Conte musical créé par la talentueuse Rosy Pollastro, Les Filles de Cendres a fait briller la flamme du public parisien au Regard du Cygne pour une soirée fascinante sous le signe d’une chasse aux sorcières pas comme les autres.
FERMEZ LES YEUX
Asaël est sur le point d’accoucher. Accompagnée par son amie Mélisse, elles trouvent toutes deux refuge au milieu des bois, chez Clarissa, guérisseuse et matrone aguerrie. Oubliant presque qu’elles sont traquées par les inquisiteurs, elles vont trouver une brèche dans leur fuite, pour partager un moment de grâce, d’aveux, où les enjeux personnels répondent au système qui les domine, leur reprochant d’être tout ce qu’elles sont. Mais la réalité les rattrappe…
Les Filles de Cendres est une pièce de théâtre. Un conte musical autour du feu, dans un univers intemporel et poétique, qui nous fait suivre la transformation de la jeune Asaël et ses amies. Ensemble, elles vont affronter leurs peurs et réunir leurs forces pour que son enfant puisse venir au monde et accomplir sa destinée. Conscientes de l’oppression autour d’elles, elles font de ce feu qui consume, le flambeau d’un espoir nouveau.
C’est un huis clos, qui aborde différentes luttes que nous portons dans nos chairs.
C’est un passage, un voile entre les mondes, où la lumière n’est pas sur le chemin que nous imaginions.

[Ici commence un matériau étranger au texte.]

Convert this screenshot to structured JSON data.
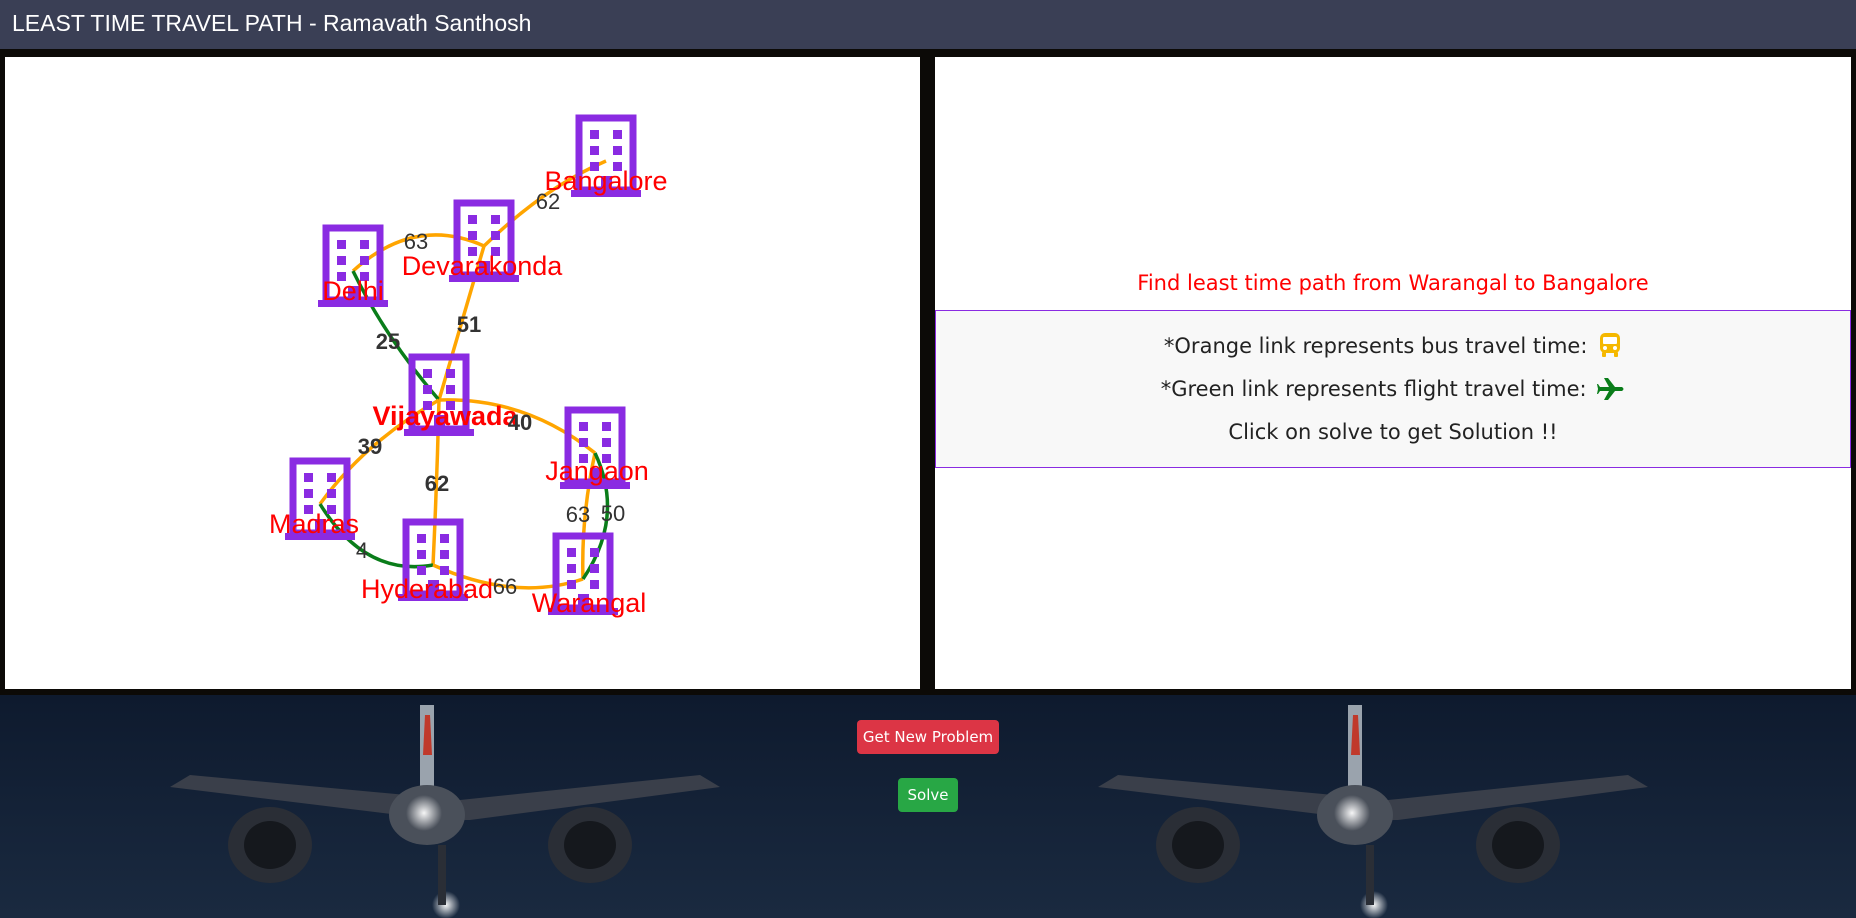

C’est dans l’antre du « Regard du Cygne » que nous sommes reçus aujourd’hui pour découvrir cette œuvre. Caché dans une petite maison au fond d’une allée bordée de verdure, nous sommes accueillis à la lueur des bougies et aux fragrances de l’encens pour ce voyage musical de 70 minutes. Sous un toit vouté on retrouve un brasier ardent dont les volutes de fumées évanescentes habillent déjà la pièce. Deux toiles tendues, une armoire mystérieuse, plein de bougies et quelques peaux de vache au sol nous invitent immédiatement dans la maison de Clarissa. La créatrice et autrice Rosy Pollastro (que nous avions adoré dans Norma) nous invite alors à éteindre nos téléphones et à fermer les yeux. Un monologue nous fait petit à petit entrer dans cet univers inquiétant où l’on ressent le sol sous nos pieds nus, où l’air se rafraichit et où le crépitement des braises attise notre oreille. Le ton est donné, bienvenue chez les Filles de Cendres.

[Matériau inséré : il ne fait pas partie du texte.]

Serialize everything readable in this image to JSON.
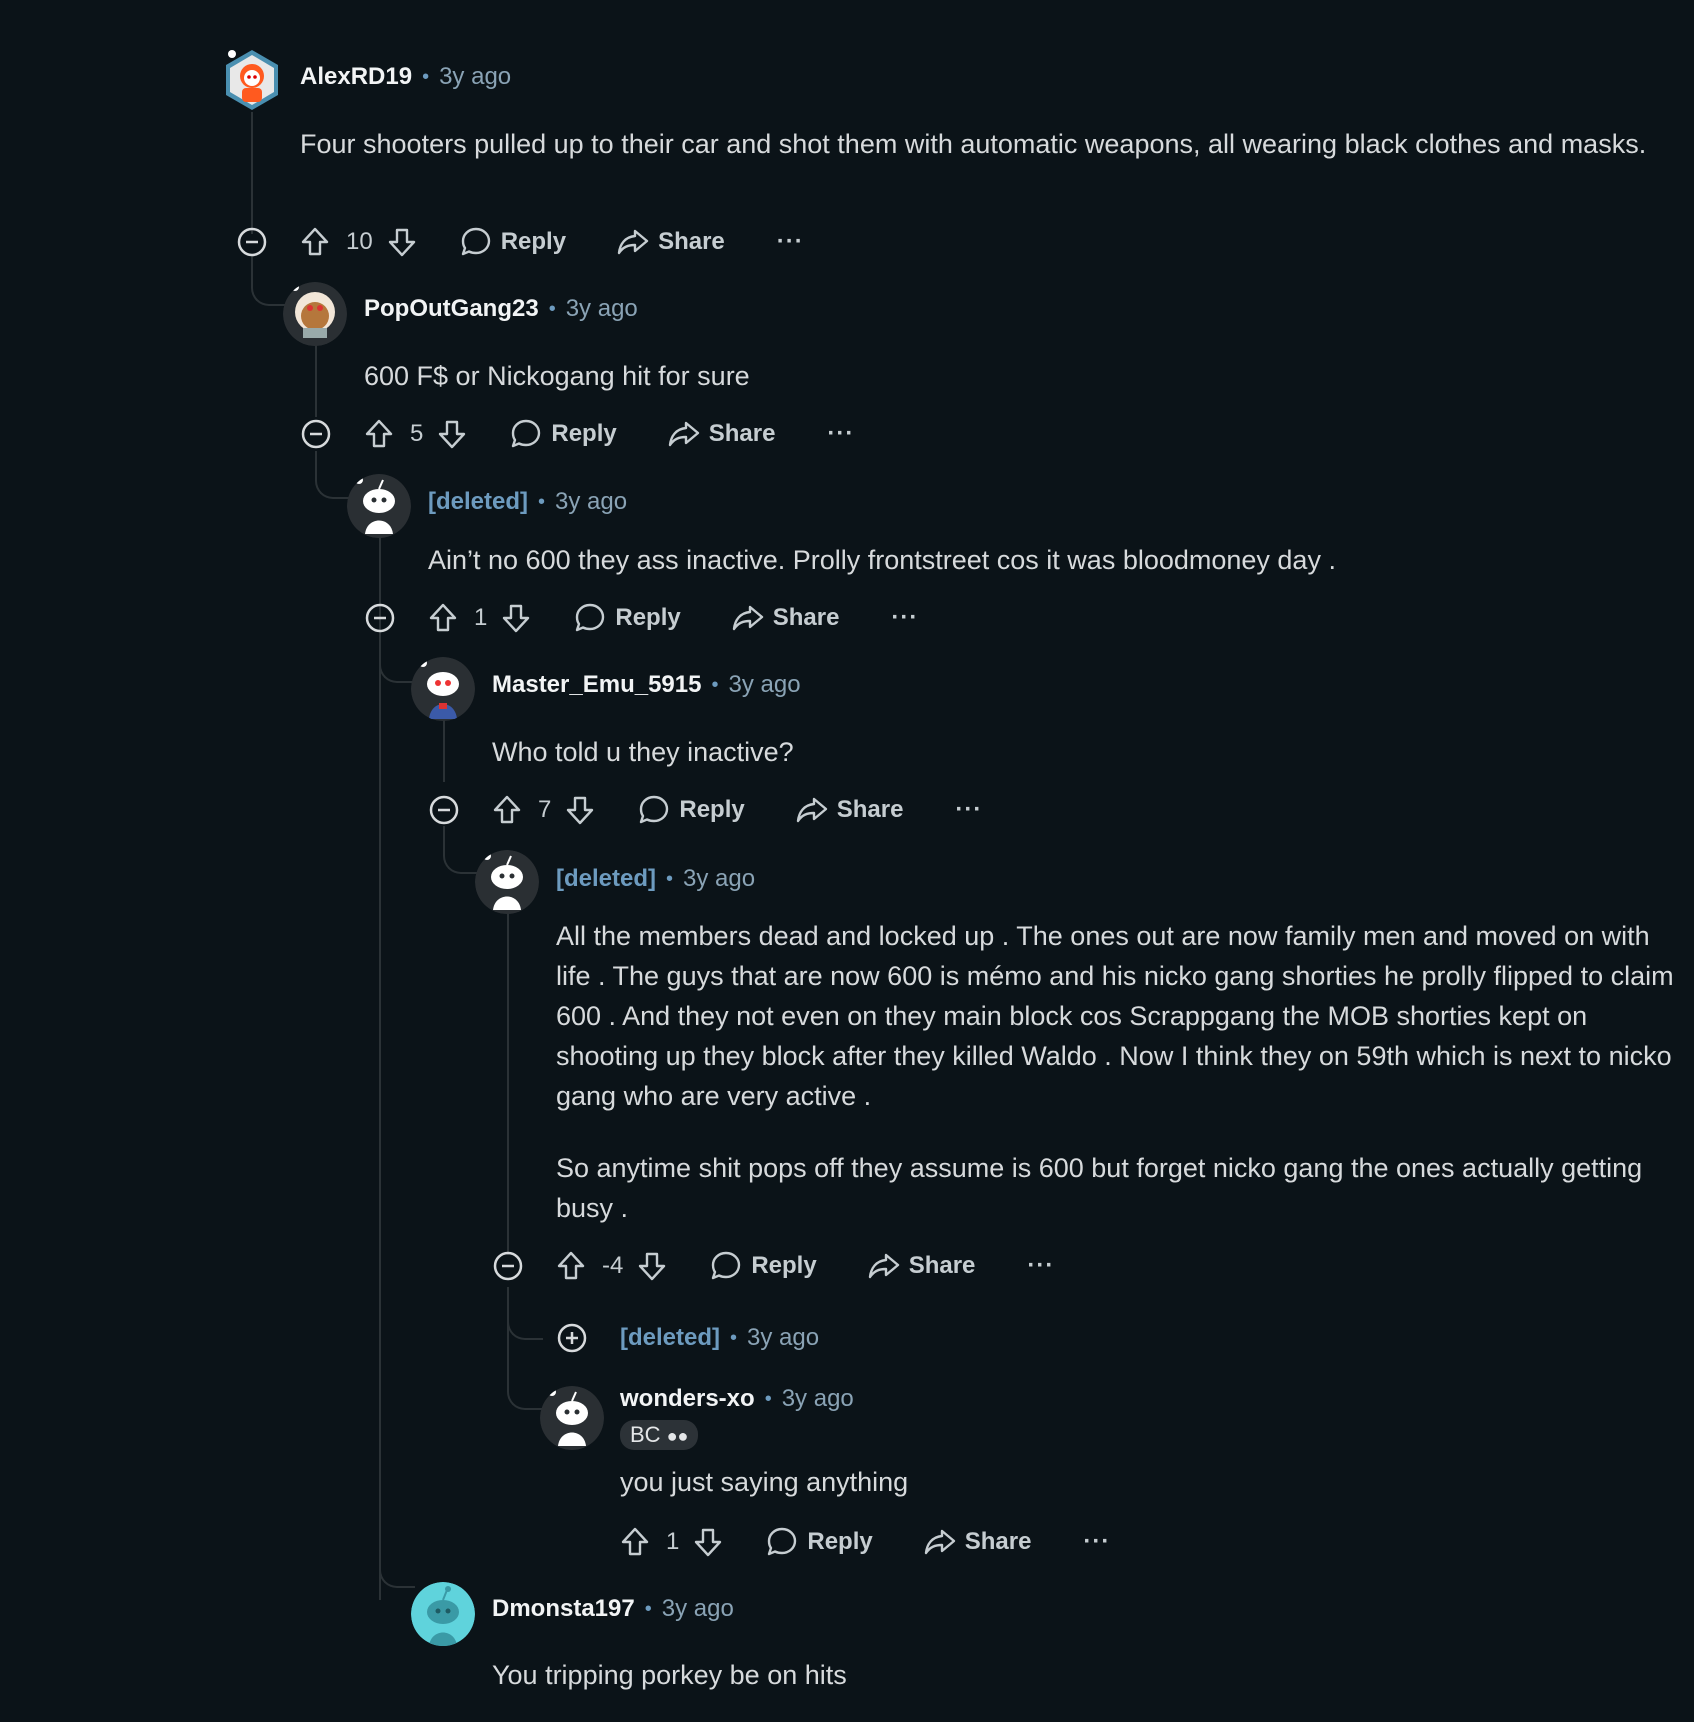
{
  "comments": [
    {
      "user": "AlexRD19",
      "time": "3y ago",
      "lines": [
        "Four shooters pulled up to their car and shot them with automatic weapons, all wearing black clothes and masks."
      ],
      "score": "10"
    },
    {
      "user": "PopOutGang23",
      "time": "3y ago",
      "lines": [
        "600 F$ or Nickogang hit for sure"
      ],
      "score": "5"
    },
    {
      "user": "[deleted]",
      "time": "3y ago",
      "lines": [
        "Ain’t no 600 they ass inactive. Prolly frontstreet cos it was bloodmoney day ."
      ],
      "score": "1"
    },
    {
      "user": "Master_Emu_5915",
      "time": "3y ago",
      "lines": [
        "Who told u they inactive?"
      ],
      "score": "7"
    },
    {
      "user": "[deleted]",
      "time": "3y ago",
      "lines": [
        "All the members dead and locked up . The ones out are now family men and moved on with life . The guys that are now 600 is mémo and his nicko gang shorties he prolly flipped to claim 600 . And they not even on they main block cos Scrappgang the MOB shorties kept on shooting up they block after they killed Waldo . Now I think they on 59th which is next to nicko gang who are very active .",
        "So anytime shit pops off they assume is 600 but forget nicko gang the ones actually getting busy ."
      ],
      "score": "-4"
    },
    {
      "user": "[deleted]",
      "time": "3y ago",
      "collapsed": true
    },
    {
      "user": "wonders-xo",
      "time": "3y ago",
      "flair": "BC",
      "lines": [
        "you just saying anything"
      ],
      "score": "1"
    },
    {
      "user": "Dmonsta197",
      "time": "3y ago",
      "lines": [
        "You tripping porkey be on hits"
      ]
    }
  ],
  "labels": {
    "reply": "Reply",
    "share": "Share",
    "more": "···",
    "separator": "•"
  },
  "colors": {
    "background": "#0b1318",
    "thread_line": "#2b3236",
    "deleted_user": "#6d9bbf",
    "timestamp": "#8aa3b5"
  },
  "icons": [
    "upvote-icon",
    "downvote-icon",
    "reply-bubble-icon",
    "share-arrow-icon",
    "collapse-minus-icon",
    "expand-plus-icon",
    "snoo-avatar"
  ]
}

un conte flamboyant à trois voix
Ce trio nous invite dans ce huis clos où il faut trouver un moyen de faire accoucher la jeune Asaël (épatante Eva Freitas), poursuivie par les inquisiteurs. Celle-ci est accompagnée de son amie Melisse, la charismatique Diane Rénier qui nous avais déjà convaincu dans Norma par son naturel comique et sa faculté à nous replacer dans l’émotion le moment suivant. Elles sont accueillies dans une maison au cœur des bois par la guérisseuse Clarissa (interprétée avec intensité par Ariane Raynaud, fondatrice de Big Drama, à qui nous devons les incroyables Close et Norma) qui va la protéger pour que son enfant puisse naître dans les meilleures conditions. Sur les mélodies (que l’on aurait aimé un peu plus nombreuses) de Simon Froget-Legendre, elles vont allez au bout de cette nuit jusqu’à ce que les braises s’éteignent avant de se rallumer une ultime fois. Ce conte musical sombre et intense ne s’inscrit pas dans une espace temporel défini car le propos lui aussi ne limite pas à une époque. C’est une réflexion sur la figure de la femme qui a trop longtemps été considérée comme une sorcière. On remarque finalement que les années passent et que cette oppression ne s’est jamais vraiment arrêtée.
Les Filles de Cendres ont allumé les braises d’un conte musical et original célébrant la force des femmes. Le projet ne s’est joué que deux soirs dans la sublime salle du Regard du Cygne mais on espère que le spectacle évoluera et renaitra tel un phénix pour de nouvelles représentations.